I feel lit up. I feel grounded and strong. My feet like tree roots connected deeply to my past, to time behind, to experiences lived. My body is becoming strong again as I lift the smaller weights and rebuild my left arm that I fractured from not paying attention in October.
And at the same time the ego is running around like a Roomba… telling me the 50,000 things I could/should/must do. As soon as I feel a jolt of possibility striking me, the old patterns are activated.
I can paint the base boards in the bedrooms of my B&B. I can write a new book of poetry. I can walk the wet, mythic lands of my ancestors in the North of England. I can send in my manuscript; bleach my teeth; clean out my car; empty my shed; sell my art; get my files straightened on dropbox and my computer.
I have a surge of energy and then the entire cattle drive goes on the run. Each intention runs off of a cliff or into a ravine.
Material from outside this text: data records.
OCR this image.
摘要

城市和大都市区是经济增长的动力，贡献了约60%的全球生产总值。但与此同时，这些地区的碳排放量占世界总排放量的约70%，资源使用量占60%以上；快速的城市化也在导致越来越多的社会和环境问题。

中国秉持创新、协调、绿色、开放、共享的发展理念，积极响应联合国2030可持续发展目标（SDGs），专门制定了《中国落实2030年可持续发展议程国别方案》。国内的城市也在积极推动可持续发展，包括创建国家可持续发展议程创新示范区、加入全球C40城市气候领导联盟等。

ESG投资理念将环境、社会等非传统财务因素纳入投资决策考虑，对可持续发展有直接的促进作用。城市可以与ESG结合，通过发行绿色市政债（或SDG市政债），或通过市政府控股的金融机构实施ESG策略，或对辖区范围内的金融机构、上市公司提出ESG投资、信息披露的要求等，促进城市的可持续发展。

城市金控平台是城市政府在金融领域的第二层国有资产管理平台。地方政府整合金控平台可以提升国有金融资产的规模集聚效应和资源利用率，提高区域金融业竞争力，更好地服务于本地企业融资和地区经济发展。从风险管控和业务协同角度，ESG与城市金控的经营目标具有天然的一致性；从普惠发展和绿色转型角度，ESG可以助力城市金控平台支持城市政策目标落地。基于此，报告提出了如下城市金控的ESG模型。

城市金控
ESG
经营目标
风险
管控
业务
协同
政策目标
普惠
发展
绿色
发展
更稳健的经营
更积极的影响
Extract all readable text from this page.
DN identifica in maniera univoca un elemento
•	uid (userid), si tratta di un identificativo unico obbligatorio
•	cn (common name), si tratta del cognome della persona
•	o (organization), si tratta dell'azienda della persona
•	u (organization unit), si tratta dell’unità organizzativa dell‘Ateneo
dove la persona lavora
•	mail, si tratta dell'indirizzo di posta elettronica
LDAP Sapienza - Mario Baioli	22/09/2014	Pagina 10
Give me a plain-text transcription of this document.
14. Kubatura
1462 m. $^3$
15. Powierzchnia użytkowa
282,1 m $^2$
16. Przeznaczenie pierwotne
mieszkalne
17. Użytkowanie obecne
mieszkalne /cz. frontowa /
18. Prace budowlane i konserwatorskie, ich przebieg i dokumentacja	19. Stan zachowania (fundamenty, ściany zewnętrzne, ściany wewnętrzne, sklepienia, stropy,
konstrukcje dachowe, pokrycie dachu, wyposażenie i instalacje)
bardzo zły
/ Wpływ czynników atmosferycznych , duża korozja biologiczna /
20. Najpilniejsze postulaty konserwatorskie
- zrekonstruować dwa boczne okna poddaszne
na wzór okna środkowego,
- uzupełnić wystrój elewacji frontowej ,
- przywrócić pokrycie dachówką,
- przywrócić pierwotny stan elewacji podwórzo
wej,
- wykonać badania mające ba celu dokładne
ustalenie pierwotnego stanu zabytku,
I am far enough along in my ability to step back and watch myself to not be annoyed or angry. It is hugely amusing. I can sit and see the source of comedy in this default setting. Man… my mind is funny.
I start out as an adult and then end up running around the coffee table like my 2 year old grand daughter. Circle faster, circle again.
So as the New Year begins I can feel the brightness of having a starting line. The larger self wants to make sure it is a straight line and not some caucus race to get dry run in the surf by the ocean. Alice in Wonderland had much to teach us about the nature of reality.
I breathe out… stay in the now of it and just feel the gratitude of being able to sit in the joy of new beginnings.